In large part, popular demonstrations against the single-party government of the Communist Party of Czechoslovakia, were dominated by students and by older, established dissidents.
On Friday, November 17, 1989, riot police suppressed a student demonstration in Prague that was part of International Students' Day activities. That event sparked a series of popular demonstrations from November 19 to late December.
By November 20, the number of protesters assembled in Prague had grown from 200,000 the previous day to an estimated 500,000.
On November 24, the entire top leadership of the Communist Party, including General Secretary Milos Jakes, resigned.
A two-hour general strike, involving all citizens of Czechoslovakia, was held on November 27.
With the collapse of other Warsaw Pact governments and increasing street protests, the Communist Party of Czechoslovakia announced on November 28 that it would relinquish power and dismantle the single-party state.
Two days later, the legislature formally deleted the sections of the Constitution giving the Communists a monopoly of power.

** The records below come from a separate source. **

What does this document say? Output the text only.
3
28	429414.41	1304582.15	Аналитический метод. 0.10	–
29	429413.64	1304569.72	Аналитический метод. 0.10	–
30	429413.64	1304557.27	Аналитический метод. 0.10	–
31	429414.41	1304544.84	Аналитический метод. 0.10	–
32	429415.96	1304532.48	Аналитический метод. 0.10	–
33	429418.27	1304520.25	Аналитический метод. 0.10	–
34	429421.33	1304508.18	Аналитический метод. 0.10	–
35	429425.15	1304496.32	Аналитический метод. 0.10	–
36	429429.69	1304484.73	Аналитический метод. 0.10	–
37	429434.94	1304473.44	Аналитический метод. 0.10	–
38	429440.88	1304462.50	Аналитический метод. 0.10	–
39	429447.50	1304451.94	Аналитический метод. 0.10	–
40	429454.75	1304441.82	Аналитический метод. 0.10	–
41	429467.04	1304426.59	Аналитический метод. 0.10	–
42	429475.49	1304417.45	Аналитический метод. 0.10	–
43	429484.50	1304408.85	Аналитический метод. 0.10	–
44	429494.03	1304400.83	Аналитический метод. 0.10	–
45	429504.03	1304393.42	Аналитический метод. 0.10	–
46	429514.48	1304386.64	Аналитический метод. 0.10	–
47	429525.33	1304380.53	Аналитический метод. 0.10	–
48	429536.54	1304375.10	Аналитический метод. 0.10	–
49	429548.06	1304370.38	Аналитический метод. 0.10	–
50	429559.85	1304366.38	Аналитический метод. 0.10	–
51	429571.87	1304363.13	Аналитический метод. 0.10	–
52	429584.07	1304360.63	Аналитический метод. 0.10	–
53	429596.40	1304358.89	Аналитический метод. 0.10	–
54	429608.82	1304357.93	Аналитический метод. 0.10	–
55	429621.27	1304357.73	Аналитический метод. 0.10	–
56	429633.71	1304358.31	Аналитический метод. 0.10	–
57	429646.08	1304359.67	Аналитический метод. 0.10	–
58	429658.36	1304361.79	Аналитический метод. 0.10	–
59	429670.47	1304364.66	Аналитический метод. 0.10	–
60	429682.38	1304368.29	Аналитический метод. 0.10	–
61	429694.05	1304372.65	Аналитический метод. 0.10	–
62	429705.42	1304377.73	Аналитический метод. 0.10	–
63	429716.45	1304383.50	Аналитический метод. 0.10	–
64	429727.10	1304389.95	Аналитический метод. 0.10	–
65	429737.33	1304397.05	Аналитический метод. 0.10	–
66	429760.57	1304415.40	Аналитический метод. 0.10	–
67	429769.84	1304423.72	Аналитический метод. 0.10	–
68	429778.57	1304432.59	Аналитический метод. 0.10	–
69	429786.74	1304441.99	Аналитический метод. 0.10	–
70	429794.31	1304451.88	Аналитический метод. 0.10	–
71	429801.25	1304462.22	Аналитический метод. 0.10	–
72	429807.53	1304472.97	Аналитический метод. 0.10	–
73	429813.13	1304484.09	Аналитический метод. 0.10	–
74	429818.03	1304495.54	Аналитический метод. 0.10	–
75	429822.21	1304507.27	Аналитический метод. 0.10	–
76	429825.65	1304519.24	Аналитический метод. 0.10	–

Barbed wire and other obstructions were removed from the border with West Germany and Austria in early December.
On December 10, President Gustav Husak appointed the first largely non-communist government in Czechoslovakia since 1948, and resigned.
Alexander Dubcek was elected speaker of the federal parliament on December 28 and Vaclav Havel the President of Czechoslovakia on December 29, 1989.
In June 1990, Czechoslovakia held its first democratic elections since 1946.